To complain about ticket scalpers is to complain that the concept of supply & demand are not true (otherwise no one would buy the tickets at an inflated price from the scalper).

-Ryan

Mike said...

What's even older than the concept of supply & demand? Misdirection. To complain about ticket scalpers is to complain about ticket scalpers. I don't like the practice, and rationalizing the behavior won't change my opinion. Taking advantage of people, and creating an inflated scare resource, is douchey.

~Not anonymous

Travis Shepherd said...

Anonymous,

You missed my point entirely. I'm not arguing that tickets are not a scarce resource, or that the economics are any different here.

To complain about ticket scalpers it not to complain "that the concept of supply & demand is not true;" it is to complain that ticket resellers do not provide any value to anyone other than themselves. The venue is selling at a fixed price, less than the market clearing price, and does this willingly. The reseller is capitalizing on the venue's lack of doucheyness by adding their own. The fans don't benefit and the venue doesn't benefit.
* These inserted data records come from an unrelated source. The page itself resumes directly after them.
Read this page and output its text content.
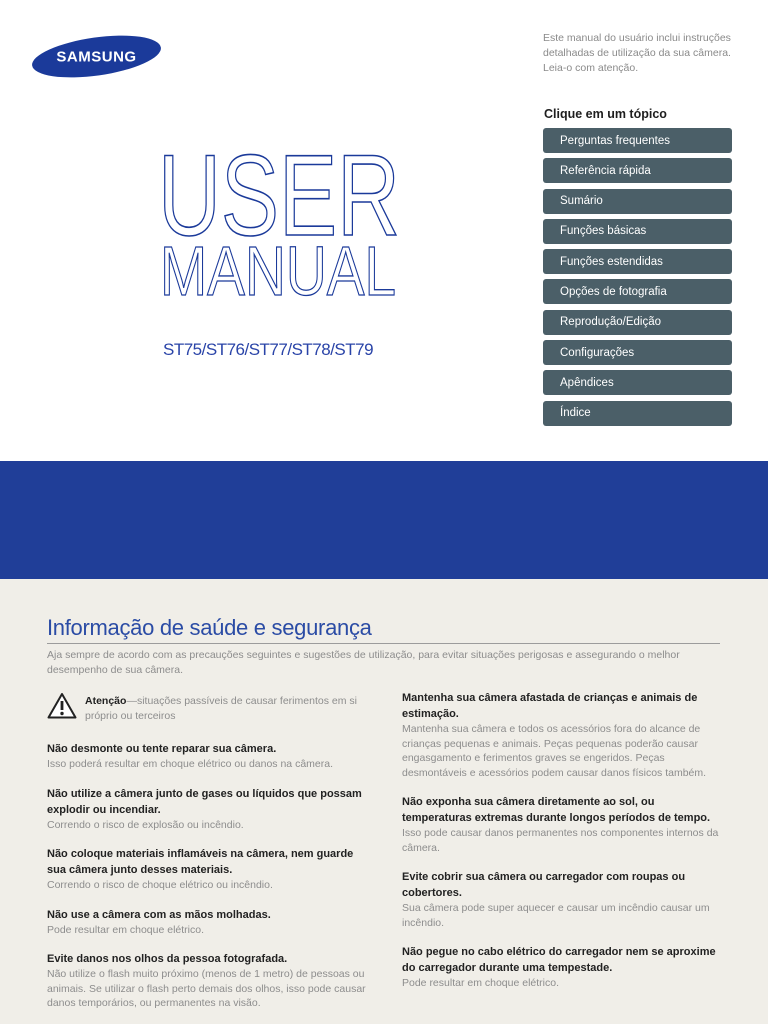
SAMSUNG
Este manual do usuário inclui instruções detalhadas de utilização da sua câmera. Leia-o com atenção.
Clique em um tópico
Perguntas frequentes
Referência rápida
Sumário
Funções básicas
Funções estendidas
Opções de fotografia
Reprodução/Edição
Configurações
Apêndices
Índice
USER
MANUAL
ST75/ST76/ST77/ST78/ST79
Informação de saúde e segurança
Aja sempre de acordo com as precauções seguintes e sugestões de utilização, para evitar situações perigosas e assegurando o melhor desempenho de sua câmera.
Atenção—situações passíveis de causar ferimentos em si próprio ou terceiros
Não desmonte ou tente reparar sua câmera.
Isso poderá resultar em choque elétrico ou danos na câmera.
Não utilize a câmera junto de gases ou líquidos que possam explodir ou incendiar.
Correndo o risco de explosão ou incêndio.
Não coloque materiais inflamáveis na câmera, nem guarde sua câmera junto desses materiais.
Correndo o risco de choque elétrico ou incêndio.
Não use a câmera com as mãos molhadas.
Pode resultar em choque elétrico.
Evite danos nos olhos da pessoa fotografada.
Não utilize o flash muito próximo (menos de 1 metro) de pessoas ou animais. Se utilizar o flash perto demais dos olhos, isso pode causar danos temporários, ou permanentes na visão.
Mantenha sua câmera afastada de crianças e animais de estimação.
Mantenha sua câmera e todos os acessórios fora do alcance de crianças pequenas e animais. Peças pequenas poderão causar engasgamento e ferimentos graves se engeridos. Peças desmontáveis e acessórios podem causar danos físicos também.
Não exponha sua câmera diretamente ao sol, ou temperaturas extremas durante longos períodos de tempo.
Isso pode causar danos permanentes nos componentes internos da câmera.
Evite cobrir sua câmera ou carregador com roupas ou cobertores.
Sua câmera pode super aquecer e causar um incêndio causar um incêndio.
Não pegue no cabo elétrico do carregador nem se aproxime do carregador durante uma tempestade.
Pode resultar em choque elétrico.
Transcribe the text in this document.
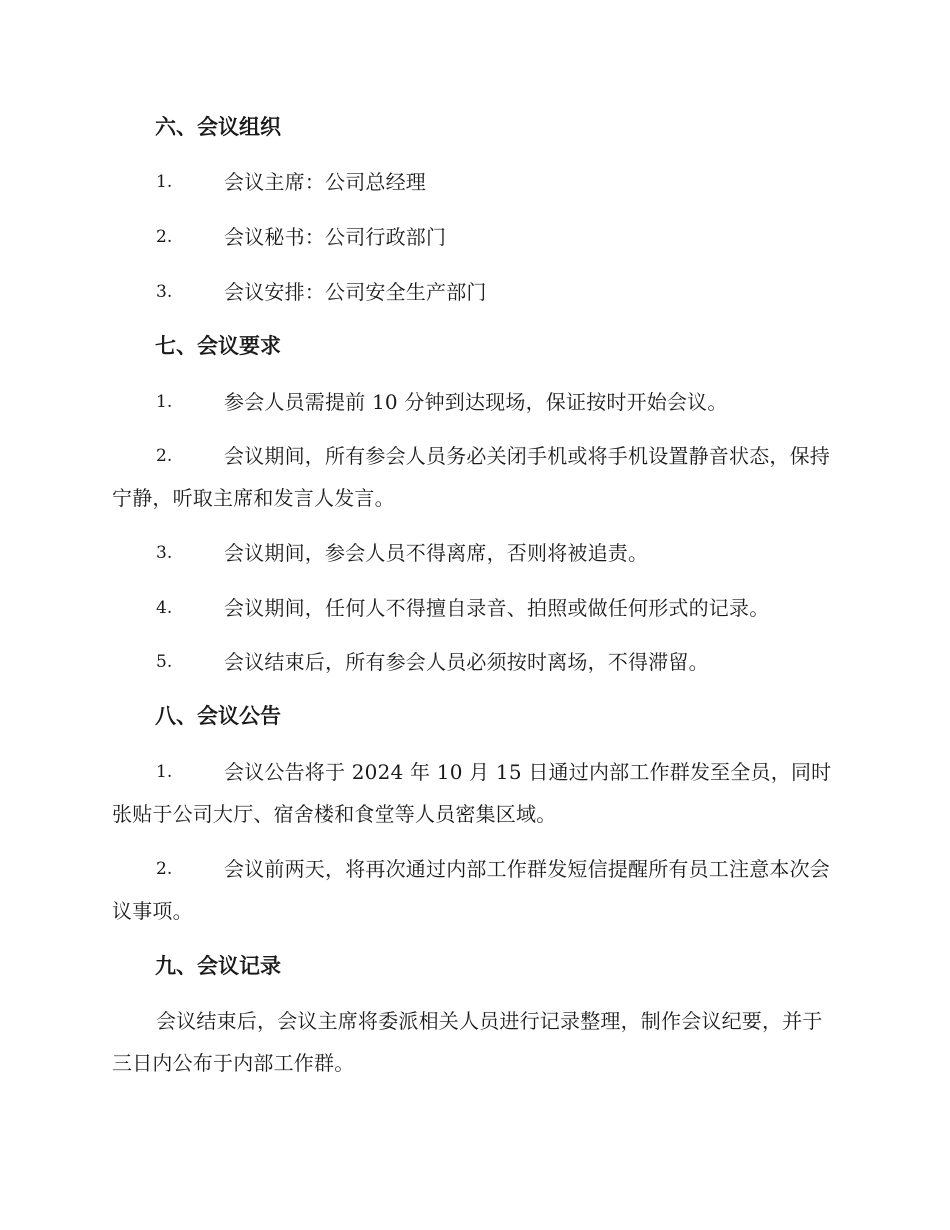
六、会议组织
1.	会议主席：公司总经理
2.	会议秘书：公司行政部门
3.	会议安排：公司安全生产部门
七、会议要求
1.	参会人员需提前 10 分钟到达现场，保证按时开始会议。
2.	会议期间，所有参会人员务必关闭手机或将手机设置静音状态，保持宁静，听取主席和发言人发言。
3.	会议期间，参会人员不得离席，否则将被追责。
4.	会议期间，任何人不得擅自录音、拍照或做任何形式的记录。
5.	会议结束后，所有参会人员必须按时离场，不得滞留。
八、会议公告
1.	会议公告将于 2024 年 10 月 15 日通过内部工作群发至全员，同时张贴于公司大厅、宿舍楼和食堂等人员密集区域。
2.	会议前两天，将再次通过内部工作群发短信提醒所有员工注意本次会议事项。
九、会议记录
会议结束后，会议主席将委派相关人员进行记录整理，制作会议纪要，并于三日内公布于内部工作群。
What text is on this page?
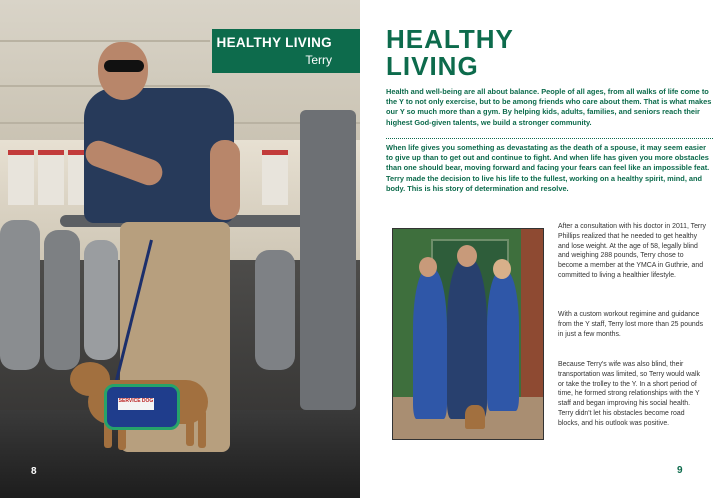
SERVICE DOG
8
HEALTHY LIVING
Terry
HEALTHY
LIVING
Health and well-being are all about balance. People of all ages, from all walks of life come to the Y to not only exercise, but to be among friends who care about them. That is what makes our Y so much more than a gym. By helping kids, adults, families, and seniors reach their highest God-given talents, we build a stronger community.
When life gives you something as devastating as the death of a spouse, it may seem easier to give up than to get out and continue to fight. And when life has given you more obstacles than one should bear, moving forward and facing your fears can feel like an impossible feat. Terry made the decision to live his life to the fullest, working on a healthy spirit, mind, and body. This is his story of determination and resolve.
After a consultation with his doctor in 2011, Terry Phillips realized that he needed to get healthy and lose weight. At the age of 58, legally blind and weighing 288 pounds, Terry chose to become a member at the YMCA in Guthrie, and committed to living a healthier lifestyle.
With a custom workout regimine and guidance from the Y staff, Terry lost more than 25 pounds in just a few months.
Because Terry's wife was also blind, their transportation was limited, so Terry would walk or take the trolley to the Y. In a short period of time, he formed strong relationships with the Y staff and began improving his social health. Terry didn't let his obstacles become road blocks, and his outlook was positive.
9
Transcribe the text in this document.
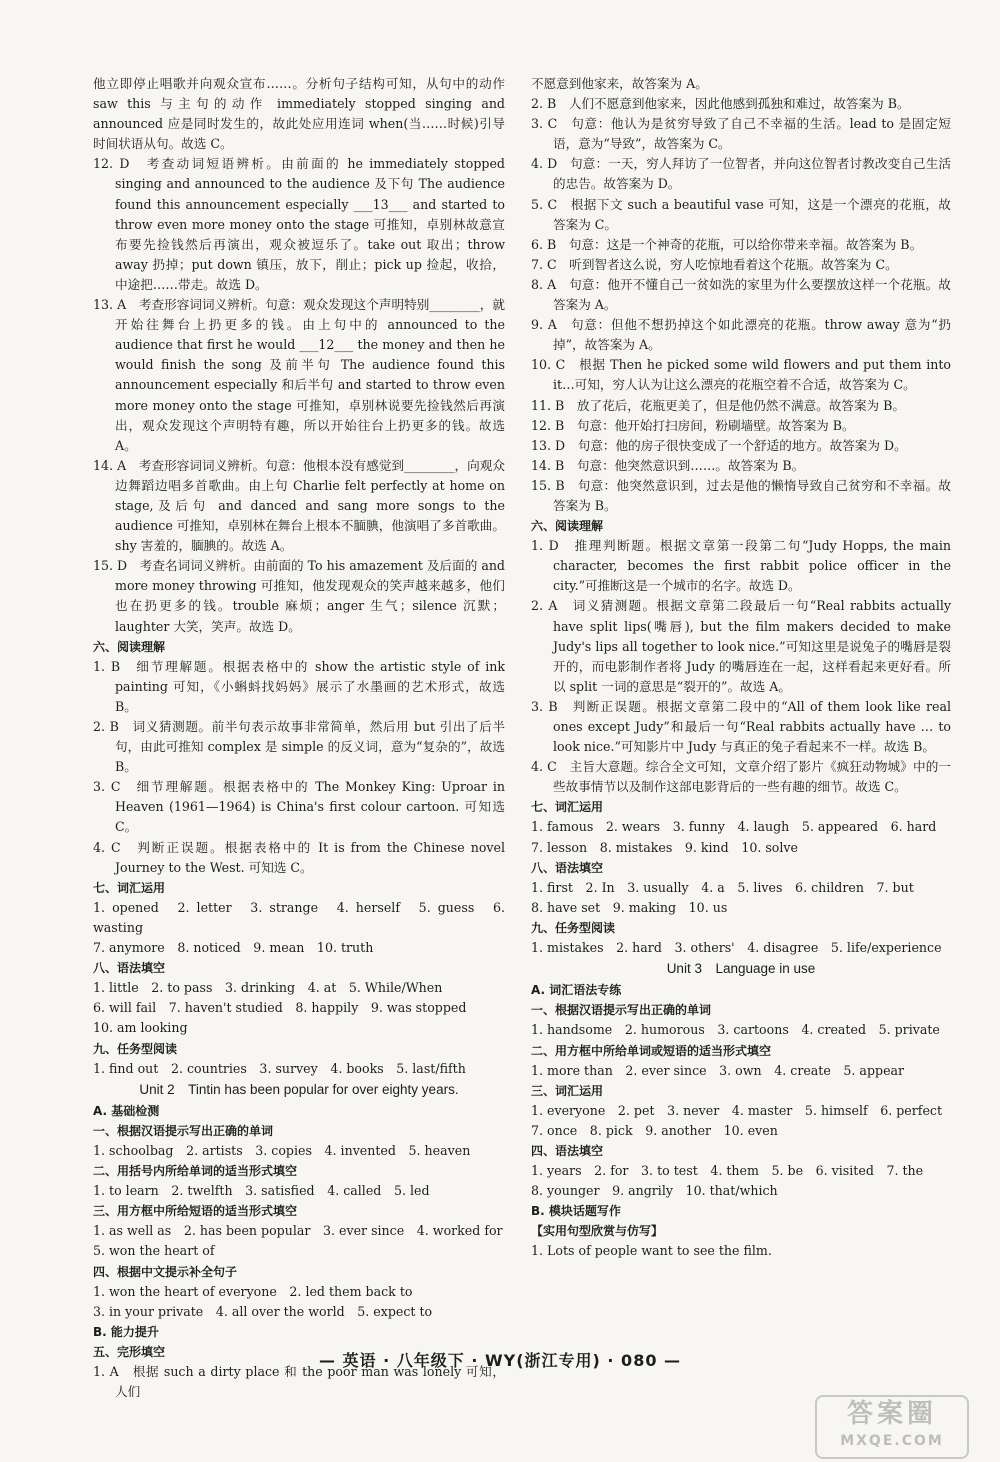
他立即停止唱歌并向观众宣布……。分析句子结构可知，从句中的动作 saw this 与主句的动作 immediately stopped singing and announced 应是同时发生的，故此处应用连词 when(当……时候)引导时间状语从句。故选 C。

12. D　考查动词短语辨析。由前面的 he immediately stopped singing and announced to the audience 及下句 The audience found this announcement especially ___13___ and started to throw even more money onto the stage 可推知，卓别林故意宣布要先捡钱然后再演出，观众被逗乐了。take out 取出；throw away 扔掉；put down 镇压，放下，削止；pick up 捡起，收拾，中途把……带走。故选 D。

13. A　考查形容词词义辨析。句意：观众发现这个声明特别________，就开始往舞台上扔更多的钱。由上句中的 announced to the audience that first he would ___12___ the money and then he would finish the song 及前半句 The audience found this announcement especially 和后半句 and started to throw even more money onto the stage 可推知，卓别林说要先捡钱然后再演出，观众发现这个声明特有趣，所以开始往台上扔更多的钱。故选 A。

14. A　考查形容词词义辨析。句意：他根本没有感觉到________，向观众边舞蹈边唱多首歌曲。由上句 Charlie felt perfectly at home on stage,及后句 and danced and sang more songs to the audience 可推知，卓别林在舞台上根本不腼腆，他演唱了多首歌曲。shy 害羞的，腼腆的。故选 A。

15. D　考查名词词义辨析。由前面的 To his amazement 及后面的 and more money throwing 可推知，他发现观众的笑声越来越多，他们也在扔更多的钱。trouble 麻烦；anger 生气；silence 沉默；laughter 大笑，笑声。故选 D。

六、阅读理解

1. B　细节理解题。根据表格中的 show the artistic style of ink painting 可知，《小蝌蚪找妈妈》展示了水墨画的艺术形式，故选 B。

2. B　词义猜测题。前半句表示故事非常简单，然后用 but 引出了后半句，由此可推知 complex 是 simple 的反义词，意为“复杂的”，故选 B。

3. C　细节理解题。根据表格中的 The Monkey King: Uproar in Heaven (1961—1964) is China's first colour cartoon. 可知选 C。

4. C　判断正误题。根据表格中的 It is from the Chinese novel Journey to the West. 可知选 C。

七、词汇运用

1. opened　2. letter　3. strange　4. herself　5. guess　6. wasting

7. anymore　8. noticed　9. mean　10. truth

八、语法填空

1. little　2. to pass　3. drinking　4. at　5. While/When

6. will fail　7. haven't studied　8. happily　9. was stopped

10. am looking

九、任务型阅读

1. find out　2. countries　3. survey　4. books　5. last/fifth

Unit 2　Tintin has been popular for over eighty years.

A. 基础检测

一、根据汉语提示写出正确的单词

1. schoolbag　2. artists　3. copies　4. invented　5. heaven

二、用括号内所给单词的适当形式填空

1. to learn　2. twelfth　3. satisfied　4. called　5. led

三、用方框中所给短语的适当形式填空

1. as well as　2. has been popular　3. ever since　4. worked for

5. won the heart of

四、根据中文提示补全句子

1. won the heart of everyone　2. led them back to

3. in your private　4. all over the world　5. expect to

B. 能力提升

五、完形填空

1. A　根据 such a dirty place 和 the poor man was lonely 可知，人们

不愿意到他家来，故答案为 A。

2. B　人们不愿意到他家来，因此他感到孤独和难过，故答案为 B。

3. C　句意：他认为是贫穷导致了自己不幸福的生活。lead to 是固定短语，意为“导致”，故答案为 C。

4. D　句意：一天，穷人拜访了一位智者，并向这位智者讨教改变自己生活的忠告。故答案为 D。

5. C　根据下文 such a beautiful vase 可知，这是一个漂亮的花瓶，故答案为 C。

6. B　句意：这是一个神奇的花瓶，可以给你带来幸福。故答案为 B。

7. C　听到智者这么说，穷人吃惊地看着这个花瓶。故答案为 C。

8. A　句意：他开不懂自己一贫如洗的家里为什么要摆放这样一个花瓶。故答案为 A。

9. A　句意：但他不想扔掉这个如此漂亮的花瓶。throw away 意为“扔掉”，故答案为 A。

10. C　根据 Then he picked some wild flowers and put them into it…可知，穷人认为让这么漂亮的花瓶空着不合适，故答案为 C。

11. B　放了花后，花瓶更美了，但是他仍然不满意。故答案为 B。

12. B　句意：他开始打扫房间，粉刷墙壁。故答案为 B。

13. D　句意：他的房子很快变成了一个舒适的地方。故答案为 D。

14. B　句意：他突然意识到……。故答案为 B。

15. B　句意：他突然意识到，过去是他的懒惰导致自己贫穷和不幸福。故答案为 B。

六、阅读理解

1. D　推理判断题。根据文章第一段第二句“Judy Hopps, the main character, becomes the first rabbit police officer in the city.”可推断这是一个城市的名字。故选 D。

2. A　词义猜测题。根据文章第二段最后一句“Real rabbits actually have split lips(嘴唇), but the film makers decided to make Judy's lips all together to look nice.”可知这里是说兔子的嘴唇是裂开的，而电影制作者将 Judy 的嘴唇连在一起，这样看起来更好看。所以 split 一词的意思是“裂开的”。故选 A。

3. B　判断正误题。根据文章第二段中的“All of them look like real ones except Judy”和最后一句“Real rabbits actually have … to look nice.”可知影片中 Judy 与真正的兔子看起来不一样。故选 B。

4. C　主旨大意题。综合全文可知，文章介绍了影片《疯狂动物城》中的一些故事情节以及制作这部电影背后的一些有趣的细节。故选 C。

七、词汇运用

1. famous　2. wears　3. funny　4. laugh　5. appeared　6. hard

7. lesson　8. mistakes　9. kind　10. solve

八、语法填空

1. first　2. In　3. usually　4. a　5. lives　6. children　7. but

8. have set　9. making　10. us

九、任务型阅读

1. mistakes　2. hard　3. others'　4. disagree　5. life/experience

Unit 3　Language in use

A. 词汇语法专练

一、根据汉语提示写出正确的单词

1. handsome　2. humorous　3. cartoons　4. created　5. private

二、用方框中所给单词或短语的适当形式填空

1. more than　2. ever since　3. own　4. create　5. appear

三、词汇运用

1. everyone　2. pet　3. never　4. master　5. himself　6. perfect

7. once　8. pick　9. another　10. even

四、语法填空

1. years　2. for　3. to test　4. them　5. be　6. visited　7. the

8. younger　9. angrily　10. that/which

B. 模块话题写作

【实用句型欣赏与仿写】

1. Lots of people want to see the film.

— 英语 · 八年级下 · WY(浙江专用) · 080 —
答案圈
MXQE.COM
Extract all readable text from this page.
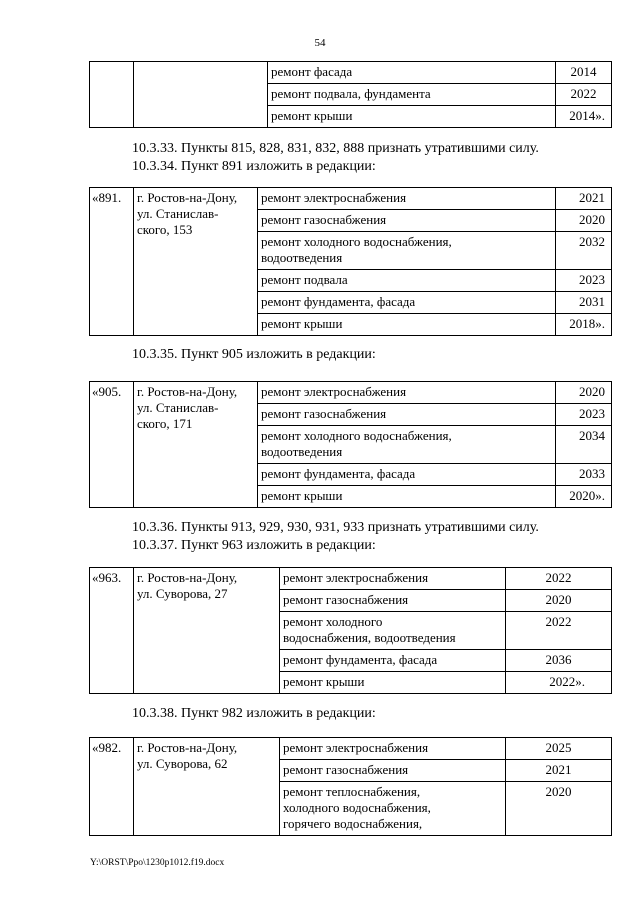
54
		ремонт фасада	2014
		ремонт подвала, фундамента	2022
		ремонт крыши	2014».
10.3.33. Пункты 815, 828, 831, 832, 888 признать утратившими силу.
10.3.34. Пункт 891 изложить в редакции:
«891.	г. Ростов-на-Дону,
ул. Станислав-
ского, 153	ремонт электроснабжения	2021
		ремонт газоснабжения	2020

		ремонт холодного водоснабжения,
водоотведения	2032
		ремонт подвала	2023
		ремонт фундамента, фасада	2031
		ремонт крыши	2018».
10.3.35. Пункт 905 изложить в редакции:
«905.	г. Ростов-на-Дону,
ул. Станислав-
ского, 171	ремонт электроснабжения	2020
		ремонт газоснабжения	2023

		ремонт холодного водоснабжения,
водоотведения	2034
		ремонт фундамента, фасада	2033
		ремонт крыши	2020».
10.3.36. Пункты 913, 929, 930, 931, 933 признать утратившими силу.
10.3.37. Пункт 963 изложить в редакции:
«963.	г. Ростов-на-Дону,
ул. Суворова, 27	ремонт электроснабжения	2022
		ремонт газоснабжения	2020

		ремонт холодного
водоснабжения, водоотведения	2022
		ремонт фундамента, фасада	2036
		ремонт крыши	2022».
10.3.38. Пункт 982 изложить в редакции:
«982.	г. Ростов-на-Дону,
ул. Суворова, 62	ремонт электроснабжения	2025
		ремонт газоснабжения	2021

		ремонт теплоснабжения,
холодного водоснабжения,
горячего водоснабжения,	2020
Y:\ORST\Ppo\1230p1012.f19.docx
A counterpoint you could make is that the venue benefits by selling all their seats. While this may seem true shortsightedly, you will notice that it is not in the reseller's best interest to fill inventory if they do not believe the tickets will sell, especially since they are attempting to sell the tickets at a higher value. If the venue was not likely to sell out on their own, the reseller will be even less likely to do so given the markup. The reseller is going to be risk averse and try to avoid buying tickets that won't sell.

Just because the resource is scarce does not make the action of scalping any less douchey, as Mike put it.